外交の本

酒は飲めないけどモテモテだたーよ


アカの他人から聞くのであろうとも、夢の話と旅の話と若い頃の自慢話は大抵おもしろい。多分、話している内容よりも話している本人がおもしろい場合が多いから、先に本人に惚れこんじまえば後は何を聞いてもおかしいっちゅうおいしい状態になるんだろ。

身長が足りなくてタマに傷があるけれど羽賀研二似のオトコマエ、勝海舟が年とってからファンを前にして、まるでTVタックルのように幕末からの政争やら外交などをベラベラ話したものをまとめた「氷川清話」を読んで勝サマに惚れた。上は宮様徳川様から、下は江戸の強盗や女郎屋まで見知った人の話をあれやこれやと、西郷や坂本なんかの同年代からいきなり歴史上の傑物まで世間話のようにして評価する。大体はアイツは大した奴だ(って評価する俺もスゲエ)けど、そんなアイツにこんな事言っちゃったよ俺は‥(ヤベエっしょ)ってな展開が多い。評価と自画自賛が彼の言い草とないまぜになって、ナイスな隠居ジジイと縁側でいつまでもダベってるみたいで楽しい。
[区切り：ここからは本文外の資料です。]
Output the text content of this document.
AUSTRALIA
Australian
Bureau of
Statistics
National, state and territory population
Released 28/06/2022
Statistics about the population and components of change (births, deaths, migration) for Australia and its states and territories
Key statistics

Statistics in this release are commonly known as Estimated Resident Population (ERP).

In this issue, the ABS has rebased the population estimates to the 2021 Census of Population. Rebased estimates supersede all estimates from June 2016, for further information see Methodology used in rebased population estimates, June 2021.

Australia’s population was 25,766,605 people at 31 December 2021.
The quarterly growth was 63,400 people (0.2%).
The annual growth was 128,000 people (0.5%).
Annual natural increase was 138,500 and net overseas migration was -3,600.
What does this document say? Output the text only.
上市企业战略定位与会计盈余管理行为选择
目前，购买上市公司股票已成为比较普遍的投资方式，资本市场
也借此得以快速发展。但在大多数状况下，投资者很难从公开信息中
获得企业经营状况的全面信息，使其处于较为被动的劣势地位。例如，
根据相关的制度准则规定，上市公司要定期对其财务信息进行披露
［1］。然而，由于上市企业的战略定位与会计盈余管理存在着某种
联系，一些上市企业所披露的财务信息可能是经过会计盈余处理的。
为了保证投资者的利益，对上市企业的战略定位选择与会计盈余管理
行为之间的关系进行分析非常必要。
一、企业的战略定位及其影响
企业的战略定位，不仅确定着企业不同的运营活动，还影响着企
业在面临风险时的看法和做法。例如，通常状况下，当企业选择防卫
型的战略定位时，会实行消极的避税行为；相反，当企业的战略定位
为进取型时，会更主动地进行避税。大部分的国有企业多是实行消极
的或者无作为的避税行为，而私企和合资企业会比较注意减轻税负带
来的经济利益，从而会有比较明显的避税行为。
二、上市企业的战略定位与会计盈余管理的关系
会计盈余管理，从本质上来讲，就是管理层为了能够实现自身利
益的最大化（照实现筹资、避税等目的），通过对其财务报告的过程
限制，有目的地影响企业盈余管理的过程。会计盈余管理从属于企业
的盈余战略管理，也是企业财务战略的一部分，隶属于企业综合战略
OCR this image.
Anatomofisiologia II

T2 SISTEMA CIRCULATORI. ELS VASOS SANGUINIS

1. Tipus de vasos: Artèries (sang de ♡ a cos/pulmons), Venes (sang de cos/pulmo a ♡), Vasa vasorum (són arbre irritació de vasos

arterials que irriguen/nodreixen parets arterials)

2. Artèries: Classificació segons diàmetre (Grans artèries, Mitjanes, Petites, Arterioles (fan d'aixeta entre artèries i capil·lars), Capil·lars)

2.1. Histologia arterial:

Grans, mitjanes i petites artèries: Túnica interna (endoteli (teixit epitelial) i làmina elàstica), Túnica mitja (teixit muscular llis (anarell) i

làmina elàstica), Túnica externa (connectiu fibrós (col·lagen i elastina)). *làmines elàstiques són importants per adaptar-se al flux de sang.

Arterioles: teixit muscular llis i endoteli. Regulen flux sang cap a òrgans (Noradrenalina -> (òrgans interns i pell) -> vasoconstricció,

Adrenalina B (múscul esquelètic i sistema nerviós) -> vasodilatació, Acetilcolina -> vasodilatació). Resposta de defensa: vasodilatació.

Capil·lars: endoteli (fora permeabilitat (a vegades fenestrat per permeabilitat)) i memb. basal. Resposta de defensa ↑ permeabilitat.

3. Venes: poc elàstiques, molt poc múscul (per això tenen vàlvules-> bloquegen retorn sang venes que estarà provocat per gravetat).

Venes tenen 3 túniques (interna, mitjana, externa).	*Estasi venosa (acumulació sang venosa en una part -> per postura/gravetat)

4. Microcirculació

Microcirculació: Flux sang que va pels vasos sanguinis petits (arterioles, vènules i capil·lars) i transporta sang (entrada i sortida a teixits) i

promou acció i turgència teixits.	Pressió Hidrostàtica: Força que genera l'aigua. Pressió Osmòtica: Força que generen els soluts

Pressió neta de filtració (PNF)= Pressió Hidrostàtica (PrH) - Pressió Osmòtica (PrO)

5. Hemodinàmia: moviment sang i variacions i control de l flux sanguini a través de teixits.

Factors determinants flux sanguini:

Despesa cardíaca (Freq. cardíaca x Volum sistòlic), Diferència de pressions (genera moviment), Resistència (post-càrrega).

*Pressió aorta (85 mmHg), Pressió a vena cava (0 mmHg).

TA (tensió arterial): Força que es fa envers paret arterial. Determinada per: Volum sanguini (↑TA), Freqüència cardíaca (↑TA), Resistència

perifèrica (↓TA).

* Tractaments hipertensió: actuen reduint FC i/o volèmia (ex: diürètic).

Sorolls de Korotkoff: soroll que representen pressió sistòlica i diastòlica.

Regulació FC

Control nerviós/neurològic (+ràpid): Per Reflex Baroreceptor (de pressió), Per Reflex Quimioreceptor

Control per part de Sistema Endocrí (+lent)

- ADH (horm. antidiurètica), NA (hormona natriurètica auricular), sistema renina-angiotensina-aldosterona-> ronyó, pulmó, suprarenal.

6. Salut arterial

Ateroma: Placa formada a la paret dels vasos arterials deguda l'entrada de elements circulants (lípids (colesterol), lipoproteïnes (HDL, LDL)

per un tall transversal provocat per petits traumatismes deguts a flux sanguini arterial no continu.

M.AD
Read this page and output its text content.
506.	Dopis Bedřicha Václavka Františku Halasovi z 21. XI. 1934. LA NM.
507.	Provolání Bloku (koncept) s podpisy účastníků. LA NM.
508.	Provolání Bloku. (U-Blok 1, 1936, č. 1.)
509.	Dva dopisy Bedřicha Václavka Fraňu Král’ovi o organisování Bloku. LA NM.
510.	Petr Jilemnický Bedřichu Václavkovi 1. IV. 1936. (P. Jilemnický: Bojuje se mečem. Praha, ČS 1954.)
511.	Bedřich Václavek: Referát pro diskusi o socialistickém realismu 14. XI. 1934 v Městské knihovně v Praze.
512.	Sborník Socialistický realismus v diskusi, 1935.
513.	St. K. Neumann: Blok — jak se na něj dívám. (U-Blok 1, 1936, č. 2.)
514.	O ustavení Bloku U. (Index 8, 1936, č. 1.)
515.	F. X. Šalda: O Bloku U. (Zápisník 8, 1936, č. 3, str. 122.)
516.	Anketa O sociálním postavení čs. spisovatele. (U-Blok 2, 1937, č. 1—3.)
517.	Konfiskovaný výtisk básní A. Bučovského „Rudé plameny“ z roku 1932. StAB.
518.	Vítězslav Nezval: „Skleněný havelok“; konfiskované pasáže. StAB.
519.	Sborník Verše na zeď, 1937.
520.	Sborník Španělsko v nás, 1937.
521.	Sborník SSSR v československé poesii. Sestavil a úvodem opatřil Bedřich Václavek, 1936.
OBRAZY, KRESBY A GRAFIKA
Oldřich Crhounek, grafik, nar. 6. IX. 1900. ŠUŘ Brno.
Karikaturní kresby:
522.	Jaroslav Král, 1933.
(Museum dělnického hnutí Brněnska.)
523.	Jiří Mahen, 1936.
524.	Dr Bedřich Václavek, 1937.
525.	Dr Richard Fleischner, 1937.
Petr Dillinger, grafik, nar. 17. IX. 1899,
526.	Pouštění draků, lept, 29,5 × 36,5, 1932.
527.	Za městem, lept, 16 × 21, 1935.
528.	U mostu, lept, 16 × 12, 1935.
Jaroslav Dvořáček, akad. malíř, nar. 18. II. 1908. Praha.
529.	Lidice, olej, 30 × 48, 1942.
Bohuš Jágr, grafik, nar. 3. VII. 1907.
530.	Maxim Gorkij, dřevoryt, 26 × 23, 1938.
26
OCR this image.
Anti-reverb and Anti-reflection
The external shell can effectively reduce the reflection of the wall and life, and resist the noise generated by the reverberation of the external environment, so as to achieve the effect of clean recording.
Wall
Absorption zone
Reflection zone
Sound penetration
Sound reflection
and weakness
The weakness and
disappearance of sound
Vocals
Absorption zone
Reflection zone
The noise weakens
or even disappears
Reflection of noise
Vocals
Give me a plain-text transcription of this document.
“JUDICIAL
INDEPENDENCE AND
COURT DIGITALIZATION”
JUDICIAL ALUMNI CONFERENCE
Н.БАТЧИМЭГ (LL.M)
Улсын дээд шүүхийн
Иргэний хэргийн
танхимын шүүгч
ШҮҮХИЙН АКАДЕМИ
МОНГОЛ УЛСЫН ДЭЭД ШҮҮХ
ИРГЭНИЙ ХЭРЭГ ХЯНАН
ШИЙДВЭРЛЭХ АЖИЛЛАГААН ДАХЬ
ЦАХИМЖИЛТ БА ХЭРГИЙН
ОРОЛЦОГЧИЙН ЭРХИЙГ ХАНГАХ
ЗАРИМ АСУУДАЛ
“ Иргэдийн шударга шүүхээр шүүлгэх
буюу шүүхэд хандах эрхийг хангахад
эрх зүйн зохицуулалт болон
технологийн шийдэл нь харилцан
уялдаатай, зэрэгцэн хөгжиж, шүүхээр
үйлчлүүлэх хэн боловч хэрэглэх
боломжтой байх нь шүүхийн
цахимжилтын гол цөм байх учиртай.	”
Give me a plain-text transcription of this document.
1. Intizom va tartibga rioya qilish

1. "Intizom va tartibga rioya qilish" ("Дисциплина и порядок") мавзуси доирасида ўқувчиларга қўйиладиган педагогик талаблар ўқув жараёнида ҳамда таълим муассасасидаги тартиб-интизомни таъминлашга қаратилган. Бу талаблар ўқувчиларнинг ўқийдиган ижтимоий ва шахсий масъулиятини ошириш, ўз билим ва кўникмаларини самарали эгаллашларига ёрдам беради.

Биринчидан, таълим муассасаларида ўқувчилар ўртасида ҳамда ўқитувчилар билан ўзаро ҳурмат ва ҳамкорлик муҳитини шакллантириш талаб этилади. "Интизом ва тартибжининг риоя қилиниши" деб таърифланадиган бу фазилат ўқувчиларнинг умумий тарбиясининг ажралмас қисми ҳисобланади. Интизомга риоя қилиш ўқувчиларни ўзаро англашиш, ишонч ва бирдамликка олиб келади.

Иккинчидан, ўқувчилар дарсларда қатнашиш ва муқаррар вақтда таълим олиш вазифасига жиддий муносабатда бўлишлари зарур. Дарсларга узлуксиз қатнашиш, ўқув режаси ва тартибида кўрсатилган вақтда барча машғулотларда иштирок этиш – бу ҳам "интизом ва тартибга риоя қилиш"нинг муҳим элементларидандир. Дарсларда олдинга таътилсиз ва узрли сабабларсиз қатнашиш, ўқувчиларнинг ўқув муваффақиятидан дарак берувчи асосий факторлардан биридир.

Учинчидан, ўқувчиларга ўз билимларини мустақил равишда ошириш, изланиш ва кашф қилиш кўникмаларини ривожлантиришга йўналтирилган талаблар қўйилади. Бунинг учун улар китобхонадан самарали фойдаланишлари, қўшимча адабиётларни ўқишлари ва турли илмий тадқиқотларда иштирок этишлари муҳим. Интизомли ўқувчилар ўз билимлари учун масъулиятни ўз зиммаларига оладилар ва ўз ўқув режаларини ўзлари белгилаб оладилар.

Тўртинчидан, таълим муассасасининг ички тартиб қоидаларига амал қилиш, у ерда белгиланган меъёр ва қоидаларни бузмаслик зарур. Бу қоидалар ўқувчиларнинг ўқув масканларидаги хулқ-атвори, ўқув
特に人付き合いのセンスが抜群で、家や藩、国同士のつつきあいがどうなろうと、ちゃっちゃと危ない橋も渡ってのける外交話がカッコいい。面子が道理が方針がどうのだとか、バカ及び正直者が考える「正論」施策には、勝サマのようなヒラメキが足りないのだと思える。「外交なんて隣の奥さんをいぢめるようなやり方じゃいけないよ」なんて茶化しながら、いろいろ頑張ったけど「大金持ちにはなれなかったなーアッハッハー」て笑う勝サマはカッコええ〜。